De ahí el éxito de los populismos a derecha e izquierda. Son la expresión de una legítima y razonable demanda por parte de los ciudadanos de que su voz sea tenida en cuenta. Es ridículo criticar los referendos, como hace Mark Leonard, porque en ellos se pidan cosas contradictorias. Claro, como si los políticos profesionales no lo estuvieran haciendo día sí y otro también. El argumento de Mark Leonard no se dirige, entonces, contra las consultas populares sino contra el núcleo de la democracia representativa y hace emerger, en el horizonte de su argumentación, la sombra de la “dictadura de los sabios” platónica, el sesgo por excelencia entre los filósofos, como evidencia el caso Grayling. En este caso, la “tiranía suave” a la que aspiraba Jacques Delors.
Por todo ello, el liberalismo en una vertiente “populista”, es decir, radicalmente democrática, es la única receta que puede cortar este nudo gordiano, combinando los clásicos parámetros de la acción política liberal -la separación de poderes, las libertades individuales, el Estado de Derecho, la propiedad privada- con la satisfacción de las demandas populares ante las que hacen oídos sordos los caudillos tecnocráticos de Bruselas o Frankfurt.
Este liberalismo populista promueve la democratización, favorece a las clases medias y bajas, minimizando el poder de los lobbies de presión ligados a élites extractivas, corporativistas y caudillistas.
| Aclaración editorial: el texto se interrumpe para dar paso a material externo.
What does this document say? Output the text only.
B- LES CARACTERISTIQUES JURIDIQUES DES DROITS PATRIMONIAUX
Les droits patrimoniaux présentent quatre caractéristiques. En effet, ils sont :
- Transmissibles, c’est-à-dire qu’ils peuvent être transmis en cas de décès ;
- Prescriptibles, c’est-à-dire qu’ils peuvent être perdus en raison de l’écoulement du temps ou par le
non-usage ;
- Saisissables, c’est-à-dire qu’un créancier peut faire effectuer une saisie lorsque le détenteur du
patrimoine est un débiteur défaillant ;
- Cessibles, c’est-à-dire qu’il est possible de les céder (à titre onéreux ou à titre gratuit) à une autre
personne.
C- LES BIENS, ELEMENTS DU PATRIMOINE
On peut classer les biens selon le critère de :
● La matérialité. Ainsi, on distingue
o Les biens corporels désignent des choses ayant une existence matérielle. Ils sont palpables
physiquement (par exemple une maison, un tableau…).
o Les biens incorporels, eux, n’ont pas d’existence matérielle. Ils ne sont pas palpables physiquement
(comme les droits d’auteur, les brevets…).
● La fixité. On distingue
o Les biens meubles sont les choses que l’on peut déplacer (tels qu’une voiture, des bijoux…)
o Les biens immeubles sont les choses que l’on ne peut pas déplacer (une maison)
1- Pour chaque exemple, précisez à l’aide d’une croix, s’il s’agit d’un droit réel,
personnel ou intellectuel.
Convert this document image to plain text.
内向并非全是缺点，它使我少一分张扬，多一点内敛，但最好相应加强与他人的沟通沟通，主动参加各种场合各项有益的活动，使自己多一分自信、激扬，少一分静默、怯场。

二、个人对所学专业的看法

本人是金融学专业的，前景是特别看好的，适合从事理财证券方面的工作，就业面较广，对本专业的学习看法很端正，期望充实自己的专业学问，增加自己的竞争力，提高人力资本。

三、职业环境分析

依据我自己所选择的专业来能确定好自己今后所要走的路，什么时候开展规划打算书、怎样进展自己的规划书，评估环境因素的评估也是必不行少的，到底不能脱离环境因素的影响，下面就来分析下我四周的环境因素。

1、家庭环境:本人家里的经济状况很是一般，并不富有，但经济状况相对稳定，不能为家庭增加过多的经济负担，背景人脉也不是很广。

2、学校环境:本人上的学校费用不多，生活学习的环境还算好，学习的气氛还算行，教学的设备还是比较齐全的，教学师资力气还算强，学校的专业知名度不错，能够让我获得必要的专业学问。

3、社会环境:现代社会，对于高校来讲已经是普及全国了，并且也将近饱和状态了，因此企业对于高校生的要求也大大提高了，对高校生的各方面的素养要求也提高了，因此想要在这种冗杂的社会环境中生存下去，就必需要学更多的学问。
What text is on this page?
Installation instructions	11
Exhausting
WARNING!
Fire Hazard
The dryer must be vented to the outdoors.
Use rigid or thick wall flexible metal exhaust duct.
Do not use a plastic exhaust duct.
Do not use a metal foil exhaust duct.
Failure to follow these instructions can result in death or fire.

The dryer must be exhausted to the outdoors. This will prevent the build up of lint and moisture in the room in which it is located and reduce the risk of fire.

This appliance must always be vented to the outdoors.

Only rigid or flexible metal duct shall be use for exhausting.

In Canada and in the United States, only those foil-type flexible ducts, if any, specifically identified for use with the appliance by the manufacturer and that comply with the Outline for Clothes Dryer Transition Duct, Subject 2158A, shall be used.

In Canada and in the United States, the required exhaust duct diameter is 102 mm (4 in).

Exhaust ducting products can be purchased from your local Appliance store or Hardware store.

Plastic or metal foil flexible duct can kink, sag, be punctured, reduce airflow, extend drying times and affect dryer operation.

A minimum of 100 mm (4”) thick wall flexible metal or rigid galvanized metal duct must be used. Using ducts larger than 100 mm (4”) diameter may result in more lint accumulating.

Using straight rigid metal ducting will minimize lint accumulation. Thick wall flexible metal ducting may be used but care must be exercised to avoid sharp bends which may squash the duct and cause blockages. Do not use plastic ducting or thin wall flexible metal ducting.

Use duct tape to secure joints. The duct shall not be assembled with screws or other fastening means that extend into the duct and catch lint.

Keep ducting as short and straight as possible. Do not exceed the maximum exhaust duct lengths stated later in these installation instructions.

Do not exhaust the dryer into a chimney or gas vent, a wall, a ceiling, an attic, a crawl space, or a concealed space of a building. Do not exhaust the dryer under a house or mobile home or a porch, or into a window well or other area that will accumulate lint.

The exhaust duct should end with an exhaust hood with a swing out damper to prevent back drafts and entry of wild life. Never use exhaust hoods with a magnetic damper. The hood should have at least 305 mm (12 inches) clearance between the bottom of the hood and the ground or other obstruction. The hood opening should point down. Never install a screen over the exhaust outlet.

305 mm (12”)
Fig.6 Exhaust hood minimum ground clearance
Por ello, este neoliberalismo neopopulista critica tanto al gobierno como a las empresas, y la colusión que se realiza, en el contexto español por ejemplo, entre el BOE y el IBEX 35, favoreciendo a los organismos independientes que vigilan por el cumplimiento de la competencia, defendiendo a los más desfavorecidos contra los que detentan el poder, de la CNMV a la CNMC.
Porque a diferencia del populismo de extrema izquierda, carismático y voluntarista, el neoliberalismo neopopulista favorece las instituciones despersonalizadas y la racionalidad como método. Entre la oclocracia de Pablo Iglesias y la tecnocracia de Grayling, cabe una neodemocracia neoliberal y neopopulista, no donde reine el “Sapere aude!” kantiano que nos libre tanto de filósofos apocalípticos como de integrados.